Wednesday, October 26, 2011

What was David Cameron thinking when he spoke to the Liverpool Daily Post on Hillsborough?

Luciana Berger, Labour MP, for Liverpool Wavertree has crossed my radar before - and not in a good way.
So, my ears pricked up when I heard her dulcet tones ask the first question at today's PMQs. She demanded an apology from David Cameron for remarks he was supposed to have made about the Hillsborough disaster. According to Hansard, Berger asked:

 Yesterday it was reported that the Prime Minister had compared the families of those who had died at Hillsborough to
“a blind man, in a dark room, looking for a black cat that isn’t there”,
and had complained that he was not being given enough credit for the release of all the Government documents relating to the tragedy. Will he take this opportunity to apologise to the relatives and friends of the 96 Hillsborough victims for those grossly offensive comments?
 Cameron ignored the main part of the question and said:
What I would say to all the victims and their families is that it is this Government who have done the right thing by opening up the Cabinet papers and trying to help those people to find the closure that they seek.

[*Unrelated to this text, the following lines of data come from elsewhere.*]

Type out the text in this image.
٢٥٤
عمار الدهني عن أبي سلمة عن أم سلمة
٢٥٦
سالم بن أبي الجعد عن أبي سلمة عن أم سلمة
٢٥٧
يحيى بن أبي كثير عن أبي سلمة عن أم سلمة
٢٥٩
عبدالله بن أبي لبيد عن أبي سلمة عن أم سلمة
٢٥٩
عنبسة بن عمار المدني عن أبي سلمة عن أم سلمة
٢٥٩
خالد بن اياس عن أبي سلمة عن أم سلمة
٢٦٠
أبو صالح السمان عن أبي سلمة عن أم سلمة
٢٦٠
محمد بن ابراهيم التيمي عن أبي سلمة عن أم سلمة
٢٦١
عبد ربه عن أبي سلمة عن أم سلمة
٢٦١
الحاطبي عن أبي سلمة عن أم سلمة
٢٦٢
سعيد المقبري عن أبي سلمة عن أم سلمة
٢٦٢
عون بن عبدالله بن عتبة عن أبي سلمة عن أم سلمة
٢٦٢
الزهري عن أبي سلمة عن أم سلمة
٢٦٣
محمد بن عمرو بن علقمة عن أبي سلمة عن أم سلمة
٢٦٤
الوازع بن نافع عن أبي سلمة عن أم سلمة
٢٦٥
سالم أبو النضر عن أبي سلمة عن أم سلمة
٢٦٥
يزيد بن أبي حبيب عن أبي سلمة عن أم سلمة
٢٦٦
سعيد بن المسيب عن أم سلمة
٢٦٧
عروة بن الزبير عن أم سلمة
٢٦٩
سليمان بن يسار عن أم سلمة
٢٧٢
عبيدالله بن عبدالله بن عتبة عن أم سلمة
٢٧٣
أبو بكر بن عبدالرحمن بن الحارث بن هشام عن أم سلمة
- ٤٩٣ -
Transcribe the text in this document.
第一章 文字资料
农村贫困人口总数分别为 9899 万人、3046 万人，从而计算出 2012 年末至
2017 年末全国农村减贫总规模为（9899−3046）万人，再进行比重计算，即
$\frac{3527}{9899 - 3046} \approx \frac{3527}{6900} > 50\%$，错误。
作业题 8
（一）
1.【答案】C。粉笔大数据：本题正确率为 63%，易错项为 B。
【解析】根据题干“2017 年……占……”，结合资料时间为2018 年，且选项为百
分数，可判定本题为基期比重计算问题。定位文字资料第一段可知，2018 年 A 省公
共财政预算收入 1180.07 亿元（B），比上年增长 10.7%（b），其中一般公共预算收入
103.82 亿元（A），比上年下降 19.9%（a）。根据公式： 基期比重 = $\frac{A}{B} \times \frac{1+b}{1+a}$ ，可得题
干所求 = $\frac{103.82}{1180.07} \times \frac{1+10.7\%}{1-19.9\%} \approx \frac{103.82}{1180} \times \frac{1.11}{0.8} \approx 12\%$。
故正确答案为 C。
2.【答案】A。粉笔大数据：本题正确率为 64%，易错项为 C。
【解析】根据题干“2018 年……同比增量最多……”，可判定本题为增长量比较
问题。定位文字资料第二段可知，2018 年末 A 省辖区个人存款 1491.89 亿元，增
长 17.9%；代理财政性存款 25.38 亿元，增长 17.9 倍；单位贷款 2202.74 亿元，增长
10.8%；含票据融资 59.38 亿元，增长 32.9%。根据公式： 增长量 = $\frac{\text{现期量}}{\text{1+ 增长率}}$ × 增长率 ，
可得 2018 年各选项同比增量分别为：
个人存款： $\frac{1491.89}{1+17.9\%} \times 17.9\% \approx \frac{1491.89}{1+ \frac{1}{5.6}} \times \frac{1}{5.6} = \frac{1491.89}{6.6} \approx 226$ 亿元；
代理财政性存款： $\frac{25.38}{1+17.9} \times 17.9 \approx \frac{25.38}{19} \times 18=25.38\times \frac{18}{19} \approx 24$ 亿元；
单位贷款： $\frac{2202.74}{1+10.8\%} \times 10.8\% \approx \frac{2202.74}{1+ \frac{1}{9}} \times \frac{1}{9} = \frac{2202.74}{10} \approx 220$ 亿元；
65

Obviously I wondered what it was all about. A bit of Googling led me to Monday's Liverpool Daily Post in which Cameron is directly quoted as making that exact remark.

"I don't think we will ever achieve closure on Hillsborough. I don't think there will ever be one moment when you can say 'that's it', as there was with the Saville Inquiry."It's like, what's the saying, it's like a blind man, in a dark room, looking for a black cat that isn't there."
Oh dear.

I can actually see that he may have meant this in a reasonable way. Cameron can be crass, for sure. Anything he's ever said on the Human Rights Act, the riots, Europe and immigration refers. In this case, I'm not sure he was going out of his way to offend.  I don't know what goes on in his head, which is probably a good thing, but it may be that he thought that he was saying something sympathetic when he made that remark. The words may well have made his way from his brain to his lips without engaging the  "what will this look like out of context in print" filter. That's not always a bad thing, either. I'd rather genuine attempts at communication which were occasionally cocked up than someone who only ever talked in scripted banalities. The statement from Downing Street reported by the BBC certainly states that he didn't mean to offend anyone and was talking about how difficult it can be for someone who's lost a relative in these circumstances to find closure.

I think, though, for the head of the government to say this, when these families were clearly failed by servants of the state, albeit not this particular administration, is at best ill advised. You have to be extra careful to be sensitive in these situations and his remarks could be interpreted as implying that the families should just give up their quest for truth cos they aren't going to find anything. 

 This Government has certainly released the Hillsborough papers, which has to be a good thing and which Labour failed to do so its intent is clear. I suspect that Cameron did not set out to deliberately challenge what the families are doing. I wish I could be even half as sure that Luciana Berger's sole motive was to stand up for those families and not make political hay out of a tragedy.